We talked to registered dietitian Jessica Cording about how our diets can affect our hangovers, and she told us that one big way to help avoid a hangover is to prepare for your night out before it happens.

“If you know your evening plans involve alcohol, I always encourage [people] to front-load your day with plenty of nutrient-rich foods, like fruits and veggies, and to eat balanced, high-protein meals and snacks to help keep blood sugar and energy stable,” Cording said. “I know it’s tempting to want to ‘save’ calories [for when you’re drinking], but showing up starving and throwing booze on the hangry fire is not a recipe for a good time. You’re more likely to wind up feeling crummy and having a hard time making clear-headed choices about food and, you know, life stuff.”

So what should you eat before your night of drinking? Cording recommended drinking a smoothie before you go out, or even eating a bowl of whole-milk plain Greek yogurt with fruit. 

“This provides a great combo of protein, fat, and carbs with lots of fiber to keep you satisfied, in addition to all those health-promoting vitamins, minerals and antioxidants in the berries,” she said.

And if those options don’t work for you, Cording also suggested eating foods like whole grain or sweet potato toast with nut butter, a banana with nut butter, or a broth-based soup with veggies and some kind of protein, such as chicken or beans.

She also advised that if you are trying to watch your calories, one of the best swaps you can make is to skip a serving of carbs or dessert at dinner in exchange for your cocktail.

But if you haven’t properly prepared for drinking and you’re miserable, it’s not the best idea to reach for something greasy, even though that’s a hangover tradition.

In fact, Cording recommended eating foods that will help replenish the vitamins and electrolytes your body is so desperately craving, and to avoid super sugary foods, like donuts, since that can cause your blood sugar to skyrocket and make you feel even worse.

“I’m a big fan of a veggie omelet and roasted sweet potatoes [after a night of drinking]. You get a stabilizing combo of protein, fat, and carbs, plus important minerals like potassium and magnesium to get you back on your feet,” she said.

She also suggested foods like toasts with nut butter and frozen sliced strawberries, savory oatmeal with an egg on top, or whole grain or sweet potato toast topped with half an avocado and an egg.

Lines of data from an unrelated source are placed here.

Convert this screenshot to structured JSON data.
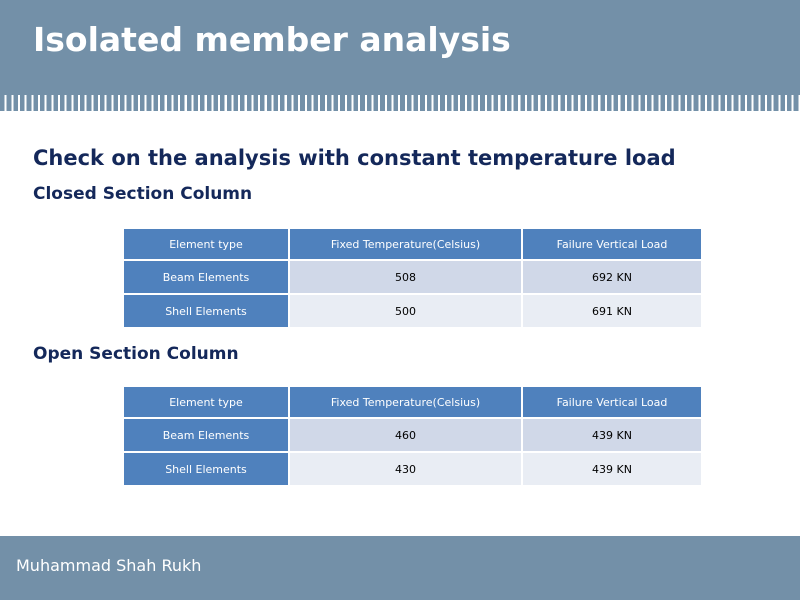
{
  "title": "Isolated member analysis",
  "heading": "Check on the analysis with constant temperature load",
  "sections": [
    {
      "title": "Closed Section Column",
      "headers": [
        "Element type",
        "Fixed Temperature(Celsius)",
        "Failure Vertical Load"
      ],
      "rows": [
        [
          "Beam Elements",
          "508",
          "692 KN"
        ],
        [
          "Shell Elements",
          "500",
          "691 KN"
        ]
      ]
    },
    {
      "title": "Open Section Column",
      "headers": [
        "Element type",
        "Fixed Temperature(Celsius)",
        "Failure Vertical Load"
      ],
      "rows": [
        [
          "Beam Elements",
          "460",
          "439 KN"
        ],
        [
          "Shell Elements",
          "430",
          "439 KN"
        ]
      ]
    }
  ],
  "footer": {
    "author": "Muhammad Shah Rukh"
  },
  "colors": {
    "header": "#7390a8",
    "accent": "#4f81bd",
    "heading": "#14285a"
  }
}
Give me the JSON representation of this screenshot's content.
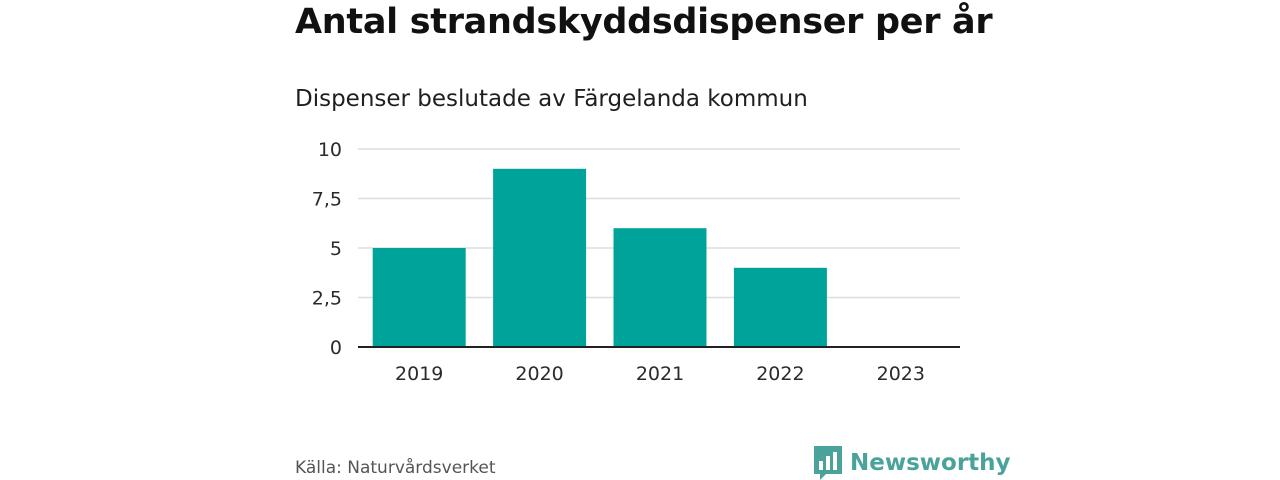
{
  "title": "Antal strandskyddsdispenser per år",
  "subtitle": "Dispenser beslutade av Färgelanda kommun",
  "source": "Källa: Naturvårdsverket",
  "brand": {
    "name": "Newsworthy",
    "icon": "newsworthy-logo-icon",
    "color": "#4aa39a"
  },
  "colors": {
    "bar": "#00a39a",
    "grid": "#dddddd",
    "axis": "#222222"
  },
  "chart_data": {
    "type": "bar",
    "title": "Antal strandskyddsdispenser per år",
    "subtitle": "Dispenser beslutade av Färgelanda kommun",
    "xlabel": "",
    "ylabel": "",
    "categories": [
      "2019",
      "2020",
      "2021",
      "2022",
      "2023"
    ],
    "values": [
      5,
      9,
      6,
      4,
      0
    ],
    "ylim": [
      0,
      10
    ],
    "yticks": [
      0,
      2.5,
      5,
      7.5,
      10
    ],
    "ytick_labels": [
      "0",
      "2,5",
      "5",
      "7,5",
      "10"
    ],
    "grid": true,
    "legend": "none"
  }
}
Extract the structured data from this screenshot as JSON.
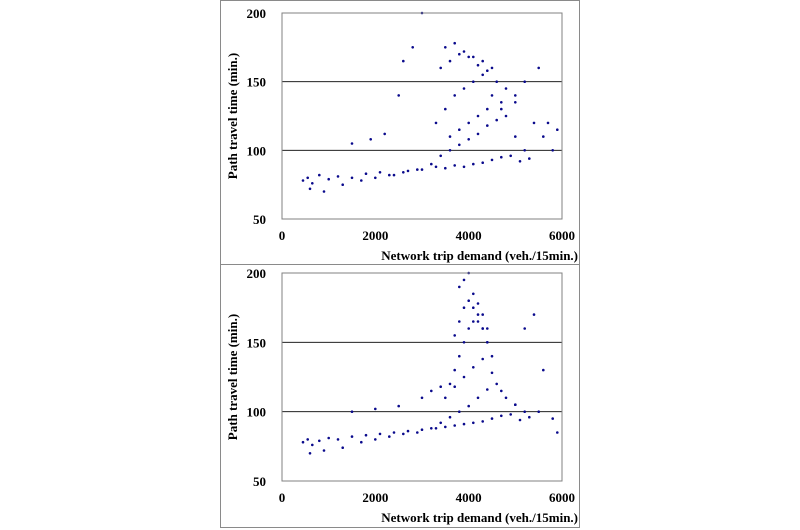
{
  "figure": {
    "panels": [
      {
        "id": "top",
        "ylabel": "Path travel time (min.)",
        "xlabel": "Network trip demand (veh./15min.)"
      },
      {
        "id": "bottom",
        "ylabel": "Path travel time (min.)",
        "xlabel": "Network trip demand (veh./15min.)"
      }
    ]
  },
  "chart_data": [
    {
      "type": "scatter",
      "title": "",
      "xlabel": "Network trip demand (veh./15min.)",
      "ylabel": "Path travel time (min.)",
      "xlim": [
        0,
        6000
      ],
      "ylim": [
        50,
        200
      ],
      "x_ticks": [
        "0",
        "2000",
        "4000",
        "6000"
      ],
      "y_ticks": [
        "50",
        "100",
        "150",
        "200"
      ],
      "grid": "horizontal",
      "point_color": "#0a0a8c",
      "series": [
        {
          "x": [
            450,
            550,
            650,
            800,
            1000,
            1200,
            1500,
            1800,
            2100,
            2400,
            2700,
            3000,
            3300,
            3500,
            3700,
            3900,
            4100,
            4300,
            4500,
            4700,
            4900,
            5100,
            5300,
            600,
            900,
            1300,
            1700,
            2000,
            2300,
            2600,
            2900,
            3200,
            3400,
            3600,
            3800,
            4000,
            4200,
            4400,
            4600,
            4800,
            5000,
            5200,
            3300,
            3500,
            3700,
            3900,
            4100,
            4300,
            4500,
            4700,
            3400,
            3600,
            3800,
            4000,
            4200,
            4400,
            4600,
            4800,
            5000,
            3500,
            3700,
            3900,
            4100,
            4300,
            4500,
            3600,
            3800,
            4000,
            4200,
            4400,
            4700,
            5000,
            5400,
            5600,
            5800,
            1500,
            1900,
            2200,
            2500,
            2600,
            2800,
            3000,
            5200,
            5500,
            5700,
            5900
          ],
          "y": [
            78,
            80,
            76,
            82,
            79,
            81,
            80,
            83,
            84,
            82,
            85,
            86,
            88,
            87,
            89,
            88,
            90,
            91,
            93,
            95,
            96,
            92,
            94,
            72,
            70,
            75,
            78,
            80,
            82,
            84,
            86,
            90,
            96,
            100,
            104,
            108,
            112,
            118,
            122,
            125,
            110,
            100,
            120,
            130,
            140,
            145,
            150,
            155,
            140,
            130,
            160,
            165,
            170,
            168,
            162,
            158,
            150,
            145,
            135,
            175,
            178,
            172,
            168,
            165,
            160,
            110,
            115,
            120,
            125,
            130,
            135,
            140,
            120,
            110,
            100,
            105,
            108,
            112,
            140,
            165,
            175,
            200,
            150,
            160,
            120,
            115
          ]
        }
      ]
    },
    {
      "type": "scatter",
      "title": "",
      "xlabel": "Network trip demand (veh./15min.)",
      "ylabel": "Path travel time (min.)",
      "xlim": [
        0,
        6000
      ],
      "ylim": [
        50,
        200
      ],
      "x_ticks": [
        "0",
        "2000",
        "4000",
        "6000"
      ],
      "y_ticks": [
        "50",
        "100",
        "150",
        "200"
      ],
      "grid": "horizontal",
      "point_color": "#0a0a8c",
      "series": [
        {
          "x": [
            450,
            550,
            650,
            800,
            1000,
            1200,
            1500,
            1800,
            2100,
            2400,
            2700,
            3000,
            3300,
            3500,
            3700,
            3900,
            4100,
            4300,
            4500,
            4700,
            4900,
            5100,
            5300,
            600,
            900,
            1300,
            1700,
            2000,
            2300,
            2600,
            2900,
            3200,
            3400,
            3600,
            3800,
            4000,
            4200,
            4400,
            4600,
            4800,
            5000,
            5200,
            3600,
            3700,
            3800,
            3900,
            4000,
            4100,
            4200,
            4300,
            4400,
            4500,
            3700,
            3800,
            3900,
            4000,
            4100,
            4200,
            4300,
            4400,
            3800,
            3900,
            4000,
            4100,
            4200,
            4300,
            4400,
            3500,
            3700,
            3900,
            4100,
            4300,
            4500,
            4700,
            5000,
            5500,
            5800,
            1500,
            2000,
            2500,
            3000,
            3200,
            3400,
            5200,
            5400,
            5600,
            5900
          ],
          "y": [
            78,
            80,
            76,
            79,
            81,
            80,
            82,
            83,
            84,
            85,
            86,
            87,
            88,
            89,
            90,
            91,
            92,
            93,
            95,
            97,
            98,
            94,
            96,
            70,
            72,
            74,
            78,
            80,
            82,
            84,
            85,
            88,
            92,
            96,
            100,
            104,
            110,
            116,
            120,
            110,
            105,
            100,
            120,
            130,
            140,
            150,
            160,
            165,
            170,
            160,
            150,
            140,
            155,
            165,
            175,
            180,
            185,
            178,
            170,
            160,
            190,
            195,
            200,
            175,
            165,
            160,
            150,
            110,
            118,
            125,
            132,
            138,
            128,
            115,
            105,
            100,
            95,
            100,
            102,
            104,
            110,
            115,
            118,
            160,
            170,
            130,
            85
          ]
        }
      ]
    }
  ]
}
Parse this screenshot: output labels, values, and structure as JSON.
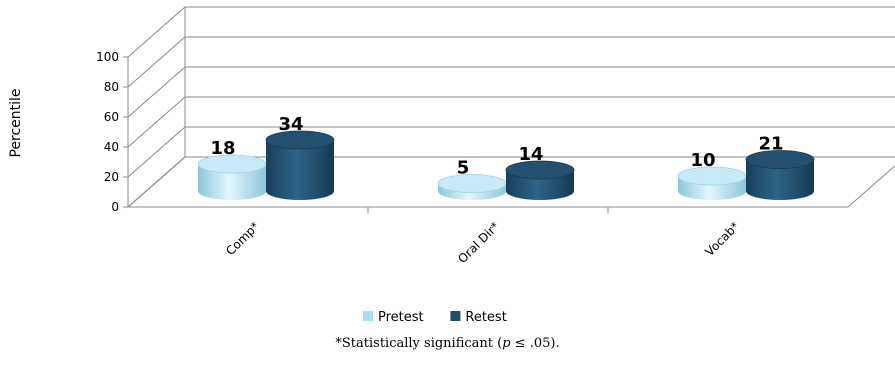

In general, living a healthier lifestyle will help you keep those hangovers at bay when you do drink—and make you feel better overall. Cording said:

“Focus on fueling yourself with well-balanced meals and snacks that incorporate nutrient-rich foods to provide you with a strong foundation. Making it convenient to make healthy food choices (whether you’re pre-toxing or dealing with a hangover or not) will make your life much easier, too. For example, I always keep my freezer stocked with frozen fruit and keep yogurt and eggs on hand to use as a base for healthy meals. It’s much easier to make those choices that help us feel well when we don’t have to go out of our way or stretch our decision-making capabilities when ordering takeout.”

Makes sense to us. Hangovers are a miserable fact of life, but they don’t have to ruin your weekend—or even your day. Just remember to booze responsibly, and drink water!